I propose fining people who don't take those signs out when there's *no* baby on board, with all proceeds going to fire and ambulance services.
(, Wed 21 Oct 2009, 15:41, closed)
agree
but you often find that with those signs they seem to think it's perfectly okay to drive like a spaz, just becuase they have a baby on board sign.
(, Wed 21 Oct 2009, 13:45, closed)
Craig Fucking Doyle
Met him at work once. He's really thin, and tiny...

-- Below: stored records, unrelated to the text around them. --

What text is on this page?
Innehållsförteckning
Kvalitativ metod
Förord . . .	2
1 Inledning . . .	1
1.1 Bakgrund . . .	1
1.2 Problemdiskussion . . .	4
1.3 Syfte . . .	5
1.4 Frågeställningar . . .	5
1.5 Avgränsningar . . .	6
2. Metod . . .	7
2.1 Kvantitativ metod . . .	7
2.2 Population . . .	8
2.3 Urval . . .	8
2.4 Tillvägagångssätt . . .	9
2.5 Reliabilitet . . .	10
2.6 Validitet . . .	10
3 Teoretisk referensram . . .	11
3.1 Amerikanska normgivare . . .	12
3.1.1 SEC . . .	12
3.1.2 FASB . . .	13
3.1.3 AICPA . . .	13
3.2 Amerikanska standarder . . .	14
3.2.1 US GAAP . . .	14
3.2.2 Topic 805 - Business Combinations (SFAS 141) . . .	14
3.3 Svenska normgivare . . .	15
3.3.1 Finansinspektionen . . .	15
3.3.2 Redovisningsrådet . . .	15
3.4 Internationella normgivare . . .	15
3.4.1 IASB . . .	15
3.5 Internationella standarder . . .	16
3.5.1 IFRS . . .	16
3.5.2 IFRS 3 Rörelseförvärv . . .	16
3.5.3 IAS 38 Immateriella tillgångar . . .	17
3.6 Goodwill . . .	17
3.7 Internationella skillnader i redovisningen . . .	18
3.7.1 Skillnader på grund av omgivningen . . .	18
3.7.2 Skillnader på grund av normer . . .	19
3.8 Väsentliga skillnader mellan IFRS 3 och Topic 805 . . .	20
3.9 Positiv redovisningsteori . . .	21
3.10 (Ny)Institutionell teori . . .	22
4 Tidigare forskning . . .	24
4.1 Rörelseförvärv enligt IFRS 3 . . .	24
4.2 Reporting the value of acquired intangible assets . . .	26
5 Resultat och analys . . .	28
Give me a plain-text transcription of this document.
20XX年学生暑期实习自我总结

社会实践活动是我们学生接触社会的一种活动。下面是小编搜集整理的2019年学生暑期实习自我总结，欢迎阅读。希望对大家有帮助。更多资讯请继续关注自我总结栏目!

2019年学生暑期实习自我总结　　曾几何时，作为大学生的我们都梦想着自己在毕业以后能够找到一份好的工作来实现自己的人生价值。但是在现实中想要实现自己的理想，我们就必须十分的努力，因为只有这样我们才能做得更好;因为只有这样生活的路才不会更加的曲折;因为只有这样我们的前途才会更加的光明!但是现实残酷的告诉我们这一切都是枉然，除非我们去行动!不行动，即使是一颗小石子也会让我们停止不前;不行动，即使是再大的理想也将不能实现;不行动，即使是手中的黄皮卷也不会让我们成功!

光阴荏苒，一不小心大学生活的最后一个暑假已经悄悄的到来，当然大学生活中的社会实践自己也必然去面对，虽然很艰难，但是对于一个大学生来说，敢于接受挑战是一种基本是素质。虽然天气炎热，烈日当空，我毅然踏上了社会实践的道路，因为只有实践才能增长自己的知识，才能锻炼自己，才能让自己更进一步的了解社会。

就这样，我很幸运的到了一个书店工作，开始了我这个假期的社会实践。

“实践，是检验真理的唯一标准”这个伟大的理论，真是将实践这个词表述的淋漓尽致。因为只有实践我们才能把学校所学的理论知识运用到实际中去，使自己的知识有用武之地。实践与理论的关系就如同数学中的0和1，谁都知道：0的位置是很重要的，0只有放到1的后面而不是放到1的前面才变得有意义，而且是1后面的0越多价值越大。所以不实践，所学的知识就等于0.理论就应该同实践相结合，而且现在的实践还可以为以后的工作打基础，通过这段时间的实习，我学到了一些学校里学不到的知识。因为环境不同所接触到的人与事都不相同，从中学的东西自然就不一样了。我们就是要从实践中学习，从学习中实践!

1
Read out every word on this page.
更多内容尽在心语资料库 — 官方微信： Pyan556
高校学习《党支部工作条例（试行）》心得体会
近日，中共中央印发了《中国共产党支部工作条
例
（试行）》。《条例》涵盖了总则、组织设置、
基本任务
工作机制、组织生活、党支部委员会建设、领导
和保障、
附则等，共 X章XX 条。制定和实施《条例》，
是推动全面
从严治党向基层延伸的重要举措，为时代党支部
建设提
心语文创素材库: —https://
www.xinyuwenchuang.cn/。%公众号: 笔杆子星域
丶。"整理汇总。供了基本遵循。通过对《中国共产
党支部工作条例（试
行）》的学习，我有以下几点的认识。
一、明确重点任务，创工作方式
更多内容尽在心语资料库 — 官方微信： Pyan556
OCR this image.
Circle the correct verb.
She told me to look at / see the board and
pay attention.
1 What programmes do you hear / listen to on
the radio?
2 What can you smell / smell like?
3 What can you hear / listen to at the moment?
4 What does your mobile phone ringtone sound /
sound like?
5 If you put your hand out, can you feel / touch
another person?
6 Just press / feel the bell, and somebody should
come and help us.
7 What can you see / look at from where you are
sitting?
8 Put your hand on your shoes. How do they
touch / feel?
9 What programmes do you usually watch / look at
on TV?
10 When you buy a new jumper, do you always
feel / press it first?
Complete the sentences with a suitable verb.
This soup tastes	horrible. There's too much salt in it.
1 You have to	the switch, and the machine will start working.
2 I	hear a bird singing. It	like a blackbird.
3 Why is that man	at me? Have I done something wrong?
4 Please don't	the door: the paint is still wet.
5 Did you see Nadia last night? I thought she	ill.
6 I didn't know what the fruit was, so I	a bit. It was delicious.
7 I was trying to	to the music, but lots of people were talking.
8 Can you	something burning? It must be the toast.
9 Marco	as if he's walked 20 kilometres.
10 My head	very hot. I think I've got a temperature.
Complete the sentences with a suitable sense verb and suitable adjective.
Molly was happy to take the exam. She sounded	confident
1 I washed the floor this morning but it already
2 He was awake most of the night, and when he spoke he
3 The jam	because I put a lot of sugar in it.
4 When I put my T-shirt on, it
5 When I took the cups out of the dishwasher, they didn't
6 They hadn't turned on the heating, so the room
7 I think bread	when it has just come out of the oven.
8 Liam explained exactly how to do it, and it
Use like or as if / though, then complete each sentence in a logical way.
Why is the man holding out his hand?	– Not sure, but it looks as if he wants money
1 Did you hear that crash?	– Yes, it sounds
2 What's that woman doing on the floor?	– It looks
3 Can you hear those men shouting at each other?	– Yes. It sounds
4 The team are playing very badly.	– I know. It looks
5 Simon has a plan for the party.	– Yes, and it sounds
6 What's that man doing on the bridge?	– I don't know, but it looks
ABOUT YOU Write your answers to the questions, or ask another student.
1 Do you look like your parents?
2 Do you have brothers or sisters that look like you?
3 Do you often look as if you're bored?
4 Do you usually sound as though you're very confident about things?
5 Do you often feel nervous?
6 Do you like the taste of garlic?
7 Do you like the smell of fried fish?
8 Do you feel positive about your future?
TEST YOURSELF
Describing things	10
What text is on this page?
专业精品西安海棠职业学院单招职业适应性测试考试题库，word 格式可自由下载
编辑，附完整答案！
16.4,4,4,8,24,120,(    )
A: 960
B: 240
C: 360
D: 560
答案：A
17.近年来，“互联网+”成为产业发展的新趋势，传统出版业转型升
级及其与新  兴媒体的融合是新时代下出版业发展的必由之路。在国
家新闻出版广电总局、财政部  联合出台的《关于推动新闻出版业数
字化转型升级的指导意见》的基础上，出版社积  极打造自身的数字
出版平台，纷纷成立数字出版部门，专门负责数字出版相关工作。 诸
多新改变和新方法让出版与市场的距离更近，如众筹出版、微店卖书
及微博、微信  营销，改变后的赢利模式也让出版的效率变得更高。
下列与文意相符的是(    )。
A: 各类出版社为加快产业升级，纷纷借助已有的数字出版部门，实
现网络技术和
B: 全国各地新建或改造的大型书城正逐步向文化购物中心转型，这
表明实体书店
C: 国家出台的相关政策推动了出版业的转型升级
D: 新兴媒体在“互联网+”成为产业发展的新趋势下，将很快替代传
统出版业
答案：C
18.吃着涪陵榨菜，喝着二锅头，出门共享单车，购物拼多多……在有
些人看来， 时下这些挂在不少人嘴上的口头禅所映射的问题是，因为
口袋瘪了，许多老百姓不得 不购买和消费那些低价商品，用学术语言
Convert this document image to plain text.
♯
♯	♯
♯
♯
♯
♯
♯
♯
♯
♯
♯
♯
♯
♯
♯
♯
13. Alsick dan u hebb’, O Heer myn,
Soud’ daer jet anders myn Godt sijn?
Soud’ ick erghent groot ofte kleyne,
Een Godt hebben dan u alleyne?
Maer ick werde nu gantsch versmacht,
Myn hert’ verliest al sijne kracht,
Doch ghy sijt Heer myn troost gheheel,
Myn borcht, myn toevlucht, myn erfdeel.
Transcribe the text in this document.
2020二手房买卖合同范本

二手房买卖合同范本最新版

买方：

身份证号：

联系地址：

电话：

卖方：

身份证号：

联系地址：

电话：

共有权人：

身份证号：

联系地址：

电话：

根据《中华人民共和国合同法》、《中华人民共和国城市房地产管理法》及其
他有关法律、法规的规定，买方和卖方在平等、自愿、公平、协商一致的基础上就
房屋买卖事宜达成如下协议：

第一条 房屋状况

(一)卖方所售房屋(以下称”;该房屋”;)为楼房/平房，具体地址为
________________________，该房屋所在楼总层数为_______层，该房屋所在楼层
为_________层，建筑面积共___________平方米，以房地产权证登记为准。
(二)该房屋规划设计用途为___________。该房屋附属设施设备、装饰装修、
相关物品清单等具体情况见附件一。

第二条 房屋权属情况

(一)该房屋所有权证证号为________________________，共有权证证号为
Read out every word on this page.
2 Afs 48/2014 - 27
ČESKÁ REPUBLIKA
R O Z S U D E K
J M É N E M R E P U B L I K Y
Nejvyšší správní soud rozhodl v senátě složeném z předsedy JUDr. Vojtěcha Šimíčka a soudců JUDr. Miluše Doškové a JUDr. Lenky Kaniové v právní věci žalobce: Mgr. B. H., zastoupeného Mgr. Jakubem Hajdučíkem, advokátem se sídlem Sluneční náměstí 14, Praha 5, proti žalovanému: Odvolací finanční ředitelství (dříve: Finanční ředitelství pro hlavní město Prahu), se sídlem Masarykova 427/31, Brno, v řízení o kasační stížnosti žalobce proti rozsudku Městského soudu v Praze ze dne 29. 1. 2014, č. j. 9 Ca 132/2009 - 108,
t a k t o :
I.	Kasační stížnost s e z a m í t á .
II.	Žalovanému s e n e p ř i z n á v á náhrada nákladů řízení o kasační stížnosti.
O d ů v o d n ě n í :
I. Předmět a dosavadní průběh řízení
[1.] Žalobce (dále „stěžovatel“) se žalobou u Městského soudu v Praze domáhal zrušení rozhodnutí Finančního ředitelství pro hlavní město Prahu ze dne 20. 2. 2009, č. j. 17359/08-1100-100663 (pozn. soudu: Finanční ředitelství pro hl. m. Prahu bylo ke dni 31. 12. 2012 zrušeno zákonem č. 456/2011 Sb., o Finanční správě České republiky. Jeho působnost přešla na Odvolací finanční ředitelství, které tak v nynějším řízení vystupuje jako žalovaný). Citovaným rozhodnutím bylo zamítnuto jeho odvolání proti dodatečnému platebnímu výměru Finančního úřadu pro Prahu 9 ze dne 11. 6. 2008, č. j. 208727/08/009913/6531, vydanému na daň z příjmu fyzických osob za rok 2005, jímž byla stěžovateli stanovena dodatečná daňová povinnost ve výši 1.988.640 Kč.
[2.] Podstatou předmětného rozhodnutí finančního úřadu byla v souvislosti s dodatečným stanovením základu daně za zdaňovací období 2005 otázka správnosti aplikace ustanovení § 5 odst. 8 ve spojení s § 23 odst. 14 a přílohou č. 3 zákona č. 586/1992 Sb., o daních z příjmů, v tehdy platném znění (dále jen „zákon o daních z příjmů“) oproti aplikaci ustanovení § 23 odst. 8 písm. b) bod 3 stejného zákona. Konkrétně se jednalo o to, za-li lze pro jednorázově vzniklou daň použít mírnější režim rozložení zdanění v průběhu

(, Wed 21 Oct 2009, 15:15, closed)
Just so you know...
The signs were created by a canadian couple after the wife had an accident on a frozen country road with stone walls either side. She had a 2 year old boy in the back, and a 6 month old girl, in a car seat in the front. When she crashed into the wall, her and the boy were knocked unconcious. The babys seat was thrown clean from the car and over the wall. The emergency services didn't know the baby was ever in the car and the walls were so high they didn't think to look over them, they just wanted to get them to hospital because it was so cold. It was only when the husband arrived at the hospital and asked about the baby that anyone knew. They found her, but she'd died from hypothermia. There wasn't a mark on her otherwise as the seat had protected her in the crash. If they'd found her at the time of the rescue, she'd have lived. So the signs were designed to have numbers that could be changed depending on how many children (or not) were on board. However, the cunts that waste emergency services' time with them should be forced to eat them.
(, Wed 21 Oct 2009, 20:02, closed)
I hung a sign in my car saying EX HUSBAND IN BOOT
which was later, after the unpleasantness, modified to read EX HUSBAND IN JAIL.